Die Zeit der Feuerblüten: Roman (German Edition)
»Aber doch Karla«, erwiderte sie. »Oder Carol. Das wäre die englische Form. Und klingt das nicht sehr hübsch?«
Ida sah das Kind an, und vor ihren Augen erschien das Bild Karl Jenschs. Sie hatte noch genau im Ohr, wie er ihren Namen ausgesprochen hatte, als er anfing, Englisch zu lernen. Ein neuer Name für ein neues Land.
»Carol …«
Ida sagte den Namen leise vor sich hin, und zum ersten Mal, seit die Wehen eingesetzt hatten, lächelte sie.
KAPITEL 9
Ottfried Brandmann hatte sein erstes Kind noch nicht gesehen, als auch schon das zweite zur Welt kam. Cat spürte ihre Wehen in der Nacht, und natürlich war es ausgemacht gewesen, Ida aufzuwecken und um Hilfe zu bitten. Nach der Geburt der kleinen Carol hatte sie Mutter und Kind das große Bett im Schlafzimmer überlassen und sich selbst in der Küche eingerichtet. Ida erklärte ihr zwar, das sei nicht nötig. Sie könne weiterhin neben ihr schlafen, wie die beiden das immer hielten, solange Ottfried und Joe fort waren. Carol könne einfach in ihrem Körbchen schlafen. Cat fand diese Haltung jedoch befremdlich. Bei den Maori wäre nie jemand auf die Idee gekommen, Mutter und Kind in der Nacht zu trennen, und so bestand sie denn auch darauf, sich in die Küche zurückzuziehen. Ohne damit das gewünschte Ergebnis zu erzielen, wie sie am nächsten Morgen feststellte. Ida hatte das Kind in sein Körbchen gelegt. Das große Bett teilte sie mit Chasseur.
»Ich hab Angst, dass ich sie erdrücke«, behauptete sie.
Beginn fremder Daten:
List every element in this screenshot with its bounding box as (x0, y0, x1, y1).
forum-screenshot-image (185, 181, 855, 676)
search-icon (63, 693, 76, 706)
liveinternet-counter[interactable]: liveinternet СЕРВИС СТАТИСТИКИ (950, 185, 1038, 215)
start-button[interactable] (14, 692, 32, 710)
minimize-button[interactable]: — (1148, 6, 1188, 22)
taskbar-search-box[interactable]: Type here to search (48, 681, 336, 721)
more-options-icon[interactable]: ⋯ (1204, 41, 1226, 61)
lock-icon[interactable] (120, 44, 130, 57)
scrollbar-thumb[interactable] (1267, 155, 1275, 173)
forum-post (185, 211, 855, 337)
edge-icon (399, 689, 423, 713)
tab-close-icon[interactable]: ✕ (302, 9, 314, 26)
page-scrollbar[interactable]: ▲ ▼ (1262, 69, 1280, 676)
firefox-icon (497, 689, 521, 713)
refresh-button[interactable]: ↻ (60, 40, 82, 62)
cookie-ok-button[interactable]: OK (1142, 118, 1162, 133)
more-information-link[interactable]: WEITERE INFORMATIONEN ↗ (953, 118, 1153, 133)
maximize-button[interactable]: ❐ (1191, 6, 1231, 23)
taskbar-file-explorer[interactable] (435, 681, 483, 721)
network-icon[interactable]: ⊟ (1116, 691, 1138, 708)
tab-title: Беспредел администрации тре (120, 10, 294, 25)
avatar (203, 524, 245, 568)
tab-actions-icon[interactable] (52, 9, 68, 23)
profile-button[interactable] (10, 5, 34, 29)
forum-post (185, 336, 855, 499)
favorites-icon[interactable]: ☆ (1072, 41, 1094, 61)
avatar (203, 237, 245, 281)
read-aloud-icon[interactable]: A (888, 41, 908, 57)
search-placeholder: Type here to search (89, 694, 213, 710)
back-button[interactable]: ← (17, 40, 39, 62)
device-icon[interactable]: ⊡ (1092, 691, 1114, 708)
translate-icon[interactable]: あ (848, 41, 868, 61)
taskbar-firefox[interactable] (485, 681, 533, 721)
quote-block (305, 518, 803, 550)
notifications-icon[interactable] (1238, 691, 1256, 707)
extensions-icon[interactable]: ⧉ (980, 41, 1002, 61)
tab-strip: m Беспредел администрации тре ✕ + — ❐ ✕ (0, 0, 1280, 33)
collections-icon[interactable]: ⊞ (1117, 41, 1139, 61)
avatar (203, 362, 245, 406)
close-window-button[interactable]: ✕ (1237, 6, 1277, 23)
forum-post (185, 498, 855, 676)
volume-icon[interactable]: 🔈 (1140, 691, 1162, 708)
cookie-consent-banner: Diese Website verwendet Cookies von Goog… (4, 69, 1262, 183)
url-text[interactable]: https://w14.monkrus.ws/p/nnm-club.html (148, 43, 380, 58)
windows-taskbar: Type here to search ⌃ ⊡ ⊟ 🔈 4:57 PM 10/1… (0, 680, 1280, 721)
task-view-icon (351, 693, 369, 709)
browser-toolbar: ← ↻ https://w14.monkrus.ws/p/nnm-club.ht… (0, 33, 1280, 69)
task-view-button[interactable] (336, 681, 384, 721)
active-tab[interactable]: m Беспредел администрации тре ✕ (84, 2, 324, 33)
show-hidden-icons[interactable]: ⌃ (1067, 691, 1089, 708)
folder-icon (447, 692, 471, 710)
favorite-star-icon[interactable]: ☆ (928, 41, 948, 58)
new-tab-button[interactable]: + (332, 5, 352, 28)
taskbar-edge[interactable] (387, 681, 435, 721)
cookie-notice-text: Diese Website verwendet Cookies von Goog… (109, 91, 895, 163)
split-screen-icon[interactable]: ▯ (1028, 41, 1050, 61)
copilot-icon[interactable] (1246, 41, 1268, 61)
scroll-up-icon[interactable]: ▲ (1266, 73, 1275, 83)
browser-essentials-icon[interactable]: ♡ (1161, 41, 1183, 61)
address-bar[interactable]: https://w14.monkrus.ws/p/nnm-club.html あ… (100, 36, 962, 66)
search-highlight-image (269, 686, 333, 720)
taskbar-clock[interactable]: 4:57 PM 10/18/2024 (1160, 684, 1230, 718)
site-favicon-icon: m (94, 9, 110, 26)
Cat machte sich trotz dieser Erklärung Sorgen. Irgendetwas stimmte nicht zwischen Ida und ihrer Tochter. Sie hoffte nur, dass sich die Ressentiments nicht auch auf ihr eigenes Baby übertragen würden, wenn Ida es an Kindes statt annahm.
Und nun machte sie sich auch Gedanken bezüglich Idas Hilfe bei der Geburt. Idas eigenes Geburtserlebnis war gerade mal drei Tage her – ob sie ihr da wirklich zumuten konnte, das Ganze gleich noch einmal zu erleben? Cat wusste, dass ihr das eigentlich egal sein sollte. Sie würde Hilfe brauchen, keine Frau sollte während dieser Stunden allein sein. Andererseits sollte Ida wenigstens dieses Baby vorbehaltlos lieben können.
Cat beschloss also, die Entscheidung aufzuschieben. Sie stand mühsam auf, bereitete sich einen Tee, der laut Te Ronga die Geburt vorantreiben sollte, und sprach sogar die passenden Gebete zu den zuständigen Geistern – sie hatte das Gefühl, Te Ronga damit näherzukommen.
Schließlich ging sie herum, bis die Wehen zu stark wurden, zog sich dann aus und kniete auf dem festgetretenen Naturboden nieder, bevor sie beschloss, dass ihr mit getrocknetem Tussockgras gepolstertes Lager im Stall sich besser für die Geburt des Kindes eignete. Dort brauchte sie auch ihr Stöhnen und ihre Schreie nicht mehr zu unterdrücken, als die Schmerzen übermächtig wurden. Cat umklammerte einen Pfosten des Verschlags, in dem die Pferde standen, und lehnte den Rücken an einen anderen, wie die Ahnfrau Turakihau es die Frauen gelehrt hatte. Und schließlich meinte sie, benommen von Schmerzen, Te Rongas freundliche Stimme zu hören: Ko te tuku o Hineteiwaiwa … Ein karakia , ein Lied, das bei schweren Geburten helfen sollte. Cat versuchte, die Silben auszustoßen, statt zu schreien. Sie presste im Takt des Liedes und sprach zu ihrem Kind – bis es endlich ins Stroh glitt.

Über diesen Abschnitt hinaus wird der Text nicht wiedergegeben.